También miró a los jardines. La pareja de antes se había ido, y los colores de la luz solar estaban tornándose rojizos y naranjas.
—Obvio, no —me reí.
—Probablemente Nash esté fuera de tu alcance sentimental —susurró, mirándome—, pero eso no quiere decir que sea inmune a ti.
—Eso me tiene sin cuidado —admití—. Si te soy sincera, y como le dije a Siloh, las mentiras de la gente no me importan; estoy acostumbrada a ellas. Pero, Nash… algo le sucede. Estoy segura de ello.
—No puedes ayudarlo, Pen. Ni se te ocurra pensar…
—Sam, tú y tu hermana me confunden mucho.
Levantándome de mi sitio, luego de recoger mis utensilios escolares (Sam me ayudó con los libros), resoplé gracias al hastío que me causaba el tema con referencia a la Calamidad. Por supuesto, si no se lo decía a Sam, pues nadie lo haría. Sin embargo, mis ganas de hablar acababan de ser sepultadas por el nudo en la garganta.
Iba a marcharme sin decir nada, pero Sam me lo impidió. Se plantó delante de mí, con todo su cuerpo a manera de obstrucción entre el camino empedrado y yo.
—Estás actuando extraño, Penélope.
—Apenas me conoces —le dije—. Y esto… No exageres. Solo trato de entender.
—Te conozco casi nada, sí —comentó, con cara de circunstancias—, pero tienes que aceptar que esto se te está yendo de las manos.
Lo hacía. Se me había ido de las manos al ver las heridas cicatrizadas en los nudillos de Nash, durante la clase. Había cruzado el límite que hay entre lo sano y lo perjudicial con él, y de cualquier manera no me lo podía sacar de la mente.
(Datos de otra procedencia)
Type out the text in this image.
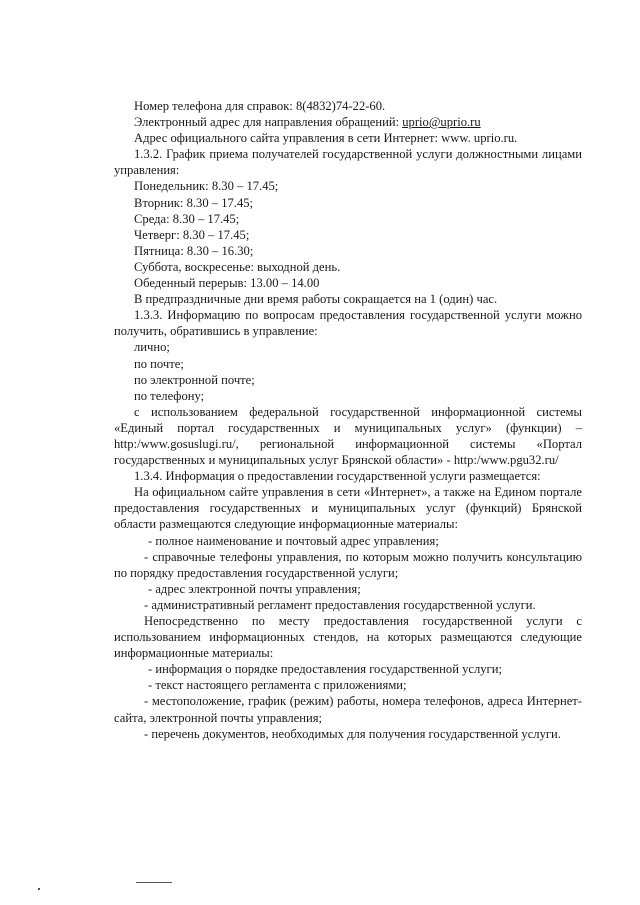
Номер телефона для справок: 8(4832)74-22-60.

Электронный адрес для направления обращений: uprio@uprio.ru

Адрес официального сайта управления в сети Интернет: www. uprio.ru.

1.3.2. График приема получателей государственной услуги должностными лицами управления:

Понедельник: 8.30 – 17.45;
Вторник: 8.30 – 17.45;
Среда: 8.30 – 17.45;
Четверг: 8.30 – 17.45;
Пятница: 8.30 – 16.30;
Суббота, воскресенье: выходной день.
Обеденный перерыв: 13.00 – 14.00
В предпраздничные дни время работы сокращается на 1 (один) час.

1.3.3. Информацию по вопросам предоставления государственной услуги можно получить, обратившись в управление:

лично;
по почте;
по электронной почте;
по телефону;

с использованием федеральной государственной информационной системы «Единый портал государственных и муниципальных услуг» (функции) – http:/www.gosuslugi.ru/, региональной информационной системы «Портал государственных и муниципальных услуг Брянской области» - http:/www.pgu32.ru/

1.3.4. Информация о предоставлении государственной услуги размещается:

На официальном сайте управления в сети «Интернет», а также на Едином портале предоставления государственных и муниципальных услуг (функций) Брянской области размещаются следующие информационные материалы:

- полное наименование и почтовый адрес управления;

- справочные телефоны управления, по которым можно получить консультацию по порядку предоставления государственной услуги;

- адрес электронной почты управления;

- административный регламент предоставления государственной услуги.

Непосредственно по месту предоставления государственной услуги с использованием информационных стендов, на которых размещаются следующие информационные материалы:

- информация о порядке предоставления государственной услуги;

- текст настоящего регламента с приложениями;

- местоположение, график (режим) работы, номера телефонов, адреса Интернет-сайта, электронной почты управления;

- перечень документов, необходимых для получения государственной услуги.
Aquello dio inicio de una forma turbia, su futuro no parecía ser diferente, pero mi voluntad, día a día, se caía como si fueran los pilares de una construcción muy antigua.
En el fondo, era bastante consciente de que tenía que dejar las cosas por la paz. Pero…
—Tú mismo dijiste lo que pasó con sus padres —repliqué, mirando hacia otro sitio que no fueran sus ojos—. Es normal que me pregunte si eso tiene algo que ver con su personalidad.
—¿O sea que quieres psicoanalizarlo y todo eso? —se interesó.
El dejo horrorizado de su rostro fue mi colmo. Me llevé una mano a la frente y, confiada en que era lo mejor para mí, dije—: En realidad no tienes de qué preocuparte. La última vez que… lo vi, me dejó claro que entre nosotros no había nada.